I have to confess to actually liking a lot of the songs listed in this thread or in Dave Barry’s “Book of Bad Songs”. I’m not snobbish about music, unless one considers a loathing for foul, misogynistic gangsta rap played at ear-shattering volume at godawful hours snobbish, and a lot of the “bad song” listings I’ve seen came across as rather elitist and pretentiously self-congratulatory about the compiler’s superior taste.
I do dislike metal and a lot of opera, due to issues with high pitches.
My husband and his friends are Beatles fans and musical snobs. More than once I’ve heard them revile Peter and Gordon’s “World Without Love”. I really like it, especially the harmonies. One time I was walking through the drugstore and it stared playing. I couldn’t stop myself from singing along and then around the corner in the next aisle another woman was singing along too
I was a hardcore Beatlemaniac, and when my friends and I first heard “World Without Love” on our little radios during recess (I was 14) we couldn’t decide whether or not it was The Beatles. It was obviously a “Beatles song.” I loved it then and still like it, despite Paul’s lyrics* in the middle eight. He composed that part in a hurry and it shows.

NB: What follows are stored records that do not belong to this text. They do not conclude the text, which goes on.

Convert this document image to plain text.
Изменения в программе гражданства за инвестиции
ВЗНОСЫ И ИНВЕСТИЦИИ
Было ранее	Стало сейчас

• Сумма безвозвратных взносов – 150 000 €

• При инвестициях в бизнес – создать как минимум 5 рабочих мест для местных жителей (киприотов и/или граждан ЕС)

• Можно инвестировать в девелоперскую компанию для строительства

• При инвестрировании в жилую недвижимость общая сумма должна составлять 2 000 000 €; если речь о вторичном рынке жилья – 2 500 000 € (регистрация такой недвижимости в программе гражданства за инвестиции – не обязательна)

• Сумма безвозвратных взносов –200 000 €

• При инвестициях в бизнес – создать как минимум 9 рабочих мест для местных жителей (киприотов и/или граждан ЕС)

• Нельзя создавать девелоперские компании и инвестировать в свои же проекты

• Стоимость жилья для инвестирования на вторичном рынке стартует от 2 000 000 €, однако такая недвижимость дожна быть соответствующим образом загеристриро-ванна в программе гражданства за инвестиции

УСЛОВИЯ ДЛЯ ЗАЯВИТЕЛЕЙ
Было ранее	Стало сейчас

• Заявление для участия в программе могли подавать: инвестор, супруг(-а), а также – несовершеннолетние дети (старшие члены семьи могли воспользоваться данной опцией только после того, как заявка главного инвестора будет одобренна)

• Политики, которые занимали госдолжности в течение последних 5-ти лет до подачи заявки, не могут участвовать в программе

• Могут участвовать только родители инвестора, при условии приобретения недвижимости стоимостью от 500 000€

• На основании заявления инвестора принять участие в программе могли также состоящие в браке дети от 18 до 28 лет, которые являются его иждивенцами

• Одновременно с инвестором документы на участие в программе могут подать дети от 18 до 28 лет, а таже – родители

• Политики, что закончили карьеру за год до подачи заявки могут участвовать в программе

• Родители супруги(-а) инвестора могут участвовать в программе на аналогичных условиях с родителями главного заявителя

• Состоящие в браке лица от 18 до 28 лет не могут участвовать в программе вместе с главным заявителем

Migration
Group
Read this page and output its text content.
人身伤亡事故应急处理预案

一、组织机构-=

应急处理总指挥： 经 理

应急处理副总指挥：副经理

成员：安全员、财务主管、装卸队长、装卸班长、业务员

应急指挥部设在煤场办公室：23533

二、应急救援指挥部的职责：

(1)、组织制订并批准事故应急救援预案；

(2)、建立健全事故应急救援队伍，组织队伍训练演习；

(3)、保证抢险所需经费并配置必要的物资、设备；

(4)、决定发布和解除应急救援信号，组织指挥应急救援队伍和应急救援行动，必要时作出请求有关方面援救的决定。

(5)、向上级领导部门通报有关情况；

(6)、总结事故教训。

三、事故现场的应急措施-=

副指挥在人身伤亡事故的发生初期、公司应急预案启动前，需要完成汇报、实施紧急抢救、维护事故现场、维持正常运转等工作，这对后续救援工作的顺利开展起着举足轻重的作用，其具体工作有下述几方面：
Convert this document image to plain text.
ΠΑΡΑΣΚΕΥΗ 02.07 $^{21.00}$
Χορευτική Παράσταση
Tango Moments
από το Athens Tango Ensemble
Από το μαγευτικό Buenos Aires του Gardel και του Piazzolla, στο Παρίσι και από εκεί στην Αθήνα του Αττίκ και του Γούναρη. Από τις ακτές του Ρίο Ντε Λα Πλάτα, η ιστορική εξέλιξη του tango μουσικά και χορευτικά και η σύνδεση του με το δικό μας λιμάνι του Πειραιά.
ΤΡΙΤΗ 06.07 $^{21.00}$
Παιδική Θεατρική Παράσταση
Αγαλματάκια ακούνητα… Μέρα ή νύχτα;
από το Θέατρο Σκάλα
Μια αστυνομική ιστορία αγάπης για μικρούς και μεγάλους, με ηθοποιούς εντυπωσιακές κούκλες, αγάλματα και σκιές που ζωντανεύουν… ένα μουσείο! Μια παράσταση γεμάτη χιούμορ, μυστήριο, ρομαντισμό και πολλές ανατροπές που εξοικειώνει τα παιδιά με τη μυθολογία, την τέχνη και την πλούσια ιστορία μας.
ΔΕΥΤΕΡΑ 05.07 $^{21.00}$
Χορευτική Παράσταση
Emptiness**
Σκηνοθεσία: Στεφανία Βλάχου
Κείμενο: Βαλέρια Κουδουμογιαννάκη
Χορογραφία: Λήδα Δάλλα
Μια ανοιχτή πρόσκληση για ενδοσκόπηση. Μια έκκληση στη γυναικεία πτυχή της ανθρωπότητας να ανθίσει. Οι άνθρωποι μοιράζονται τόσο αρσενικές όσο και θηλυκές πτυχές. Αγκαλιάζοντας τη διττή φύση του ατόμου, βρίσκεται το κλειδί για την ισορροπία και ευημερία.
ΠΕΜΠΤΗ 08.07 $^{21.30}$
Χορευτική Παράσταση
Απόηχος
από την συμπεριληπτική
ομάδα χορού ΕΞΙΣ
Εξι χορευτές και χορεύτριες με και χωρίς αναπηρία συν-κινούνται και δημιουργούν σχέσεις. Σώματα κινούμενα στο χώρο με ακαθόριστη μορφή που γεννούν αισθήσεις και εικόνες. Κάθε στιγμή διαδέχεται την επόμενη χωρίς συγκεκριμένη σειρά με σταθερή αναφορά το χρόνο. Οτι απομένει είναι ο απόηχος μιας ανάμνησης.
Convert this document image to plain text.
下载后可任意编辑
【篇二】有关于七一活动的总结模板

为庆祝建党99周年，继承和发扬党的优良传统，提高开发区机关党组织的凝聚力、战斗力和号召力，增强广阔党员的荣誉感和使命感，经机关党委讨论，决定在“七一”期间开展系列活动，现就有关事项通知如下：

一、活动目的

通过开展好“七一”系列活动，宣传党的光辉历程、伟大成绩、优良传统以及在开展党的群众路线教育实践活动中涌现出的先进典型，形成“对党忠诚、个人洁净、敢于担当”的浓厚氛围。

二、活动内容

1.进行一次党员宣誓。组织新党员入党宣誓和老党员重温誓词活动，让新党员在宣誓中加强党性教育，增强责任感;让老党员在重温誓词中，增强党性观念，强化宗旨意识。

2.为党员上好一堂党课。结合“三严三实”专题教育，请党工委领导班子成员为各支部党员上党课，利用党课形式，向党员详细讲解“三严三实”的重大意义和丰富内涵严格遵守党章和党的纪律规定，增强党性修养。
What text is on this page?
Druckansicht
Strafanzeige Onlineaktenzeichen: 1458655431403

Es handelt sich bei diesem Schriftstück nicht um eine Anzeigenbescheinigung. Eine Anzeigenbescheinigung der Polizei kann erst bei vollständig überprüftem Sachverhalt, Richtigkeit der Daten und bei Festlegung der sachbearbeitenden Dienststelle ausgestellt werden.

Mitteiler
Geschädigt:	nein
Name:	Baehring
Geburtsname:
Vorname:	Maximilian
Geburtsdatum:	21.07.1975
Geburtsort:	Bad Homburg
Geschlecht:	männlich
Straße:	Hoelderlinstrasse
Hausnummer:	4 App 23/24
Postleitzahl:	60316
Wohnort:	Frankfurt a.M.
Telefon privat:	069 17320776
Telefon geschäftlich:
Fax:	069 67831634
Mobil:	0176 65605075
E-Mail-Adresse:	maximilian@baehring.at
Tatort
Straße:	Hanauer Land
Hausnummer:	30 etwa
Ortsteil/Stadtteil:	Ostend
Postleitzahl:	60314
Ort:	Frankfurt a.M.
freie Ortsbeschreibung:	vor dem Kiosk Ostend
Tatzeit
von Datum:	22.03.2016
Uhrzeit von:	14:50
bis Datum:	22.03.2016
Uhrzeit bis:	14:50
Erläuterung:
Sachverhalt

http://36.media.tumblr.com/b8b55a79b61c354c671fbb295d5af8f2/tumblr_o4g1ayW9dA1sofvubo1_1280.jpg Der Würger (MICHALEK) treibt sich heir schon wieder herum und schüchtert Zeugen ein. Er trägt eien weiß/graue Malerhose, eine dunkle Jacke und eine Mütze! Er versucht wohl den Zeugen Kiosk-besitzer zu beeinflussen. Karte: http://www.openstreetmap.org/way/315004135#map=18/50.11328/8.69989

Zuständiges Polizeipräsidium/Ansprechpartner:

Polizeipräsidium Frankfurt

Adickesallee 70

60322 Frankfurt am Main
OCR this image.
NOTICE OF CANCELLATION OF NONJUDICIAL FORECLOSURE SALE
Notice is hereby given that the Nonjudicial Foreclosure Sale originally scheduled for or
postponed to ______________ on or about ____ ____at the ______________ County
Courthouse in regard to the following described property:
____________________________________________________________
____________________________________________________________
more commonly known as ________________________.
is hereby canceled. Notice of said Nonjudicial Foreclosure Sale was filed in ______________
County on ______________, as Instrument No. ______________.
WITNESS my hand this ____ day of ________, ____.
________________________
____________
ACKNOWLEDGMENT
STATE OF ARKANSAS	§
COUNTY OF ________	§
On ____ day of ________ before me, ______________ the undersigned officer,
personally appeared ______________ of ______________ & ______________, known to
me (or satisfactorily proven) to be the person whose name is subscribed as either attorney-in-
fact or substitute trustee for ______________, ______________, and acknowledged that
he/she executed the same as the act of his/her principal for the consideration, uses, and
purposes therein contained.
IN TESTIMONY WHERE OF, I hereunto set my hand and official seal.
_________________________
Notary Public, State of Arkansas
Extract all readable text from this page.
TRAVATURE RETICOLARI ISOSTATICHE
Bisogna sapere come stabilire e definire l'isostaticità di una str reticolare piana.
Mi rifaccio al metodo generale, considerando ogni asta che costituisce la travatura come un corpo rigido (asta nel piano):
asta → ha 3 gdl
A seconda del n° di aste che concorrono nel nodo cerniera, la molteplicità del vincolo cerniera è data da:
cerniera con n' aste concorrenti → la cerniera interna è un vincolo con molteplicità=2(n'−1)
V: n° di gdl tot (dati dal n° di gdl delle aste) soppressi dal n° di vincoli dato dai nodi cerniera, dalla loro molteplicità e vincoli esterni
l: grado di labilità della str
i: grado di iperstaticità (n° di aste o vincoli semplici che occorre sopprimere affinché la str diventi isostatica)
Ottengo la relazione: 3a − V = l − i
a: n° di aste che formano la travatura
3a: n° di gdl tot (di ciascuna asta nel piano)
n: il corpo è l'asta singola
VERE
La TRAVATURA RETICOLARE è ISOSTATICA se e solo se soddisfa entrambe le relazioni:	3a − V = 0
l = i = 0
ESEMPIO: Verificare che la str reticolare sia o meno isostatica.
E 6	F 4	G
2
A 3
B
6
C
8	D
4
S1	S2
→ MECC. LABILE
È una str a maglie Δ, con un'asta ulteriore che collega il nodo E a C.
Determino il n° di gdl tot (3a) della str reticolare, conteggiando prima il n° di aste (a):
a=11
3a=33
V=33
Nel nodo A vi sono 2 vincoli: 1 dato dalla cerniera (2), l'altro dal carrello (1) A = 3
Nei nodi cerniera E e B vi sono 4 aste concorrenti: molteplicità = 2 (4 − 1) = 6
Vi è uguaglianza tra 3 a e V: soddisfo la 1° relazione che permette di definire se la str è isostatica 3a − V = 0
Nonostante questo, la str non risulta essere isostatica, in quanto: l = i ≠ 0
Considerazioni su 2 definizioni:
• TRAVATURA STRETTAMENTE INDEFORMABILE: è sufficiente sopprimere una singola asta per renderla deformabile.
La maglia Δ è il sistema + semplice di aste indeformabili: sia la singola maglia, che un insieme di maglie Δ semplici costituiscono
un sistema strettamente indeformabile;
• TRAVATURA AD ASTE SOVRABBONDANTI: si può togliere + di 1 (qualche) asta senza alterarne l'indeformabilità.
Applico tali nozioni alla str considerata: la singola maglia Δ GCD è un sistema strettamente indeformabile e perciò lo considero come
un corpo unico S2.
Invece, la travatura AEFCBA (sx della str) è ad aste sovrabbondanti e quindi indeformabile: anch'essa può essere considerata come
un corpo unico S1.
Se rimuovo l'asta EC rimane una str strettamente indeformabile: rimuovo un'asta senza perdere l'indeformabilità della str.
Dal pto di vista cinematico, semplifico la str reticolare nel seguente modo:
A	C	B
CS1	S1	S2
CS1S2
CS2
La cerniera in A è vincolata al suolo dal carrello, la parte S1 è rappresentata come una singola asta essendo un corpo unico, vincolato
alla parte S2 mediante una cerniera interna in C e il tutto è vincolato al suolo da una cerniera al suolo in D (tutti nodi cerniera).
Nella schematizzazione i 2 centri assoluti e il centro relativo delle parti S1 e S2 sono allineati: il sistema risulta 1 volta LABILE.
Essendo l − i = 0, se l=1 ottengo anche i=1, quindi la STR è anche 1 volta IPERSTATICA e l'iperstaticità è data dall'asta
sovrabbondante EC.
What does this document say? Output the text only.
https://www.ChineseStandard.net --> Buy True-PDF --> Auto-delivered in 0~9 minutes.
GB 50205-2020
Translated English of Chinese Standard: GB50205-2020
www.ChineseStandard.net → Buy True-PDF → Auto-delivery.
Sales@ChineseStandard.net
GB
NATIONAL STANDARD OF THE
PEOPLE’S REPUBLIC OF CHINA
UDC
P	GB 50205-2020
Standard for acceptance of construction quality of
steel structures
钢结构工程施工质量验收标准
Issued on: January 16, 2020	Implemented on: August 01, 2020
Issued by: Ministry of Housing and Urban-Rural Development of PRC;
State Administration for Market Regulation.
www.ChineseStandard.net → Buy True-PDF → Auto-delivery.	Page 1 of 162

“…She may come, I know not when. When she does, I’ll know.”
I’m fine with every other song in this thread up to now, but that’s a line crossed right there.
Weirdly, although this is my most-loathed Madonna song (or at least released single - she’s got some appalling stuff on the MDNA album), one of my favorites (“Beautiful Stranger”) came out at about the same time with the same Orbit production quality. I just think Madonna and Orbit sucked everything that was charming about the McLean version out of it and turned it into bland Muzak.
I’ve heard rumors that such an abomination existed, but had never heard the song. So I found it on YouTube. The first few seconds, where she starts to sing the song a capella, were ok. But then this horrible synth track kicks in. It sounded like a half-hearted Karaoke backing track, or something a teenager created on a cheap Casio keyboard.
And the ‘snapshots of Americana’ video itself was so in-your-face glurgy, it was making me cringe.
I’ve always considered “Rocky Racoon” along with the Stones’ “Dead Flowers” and “Far Away Eyes” to be fun Country music parodies, filtering Country music through Brit eyes and coming out as distorted and grotesque as a view in a funhouse mirror.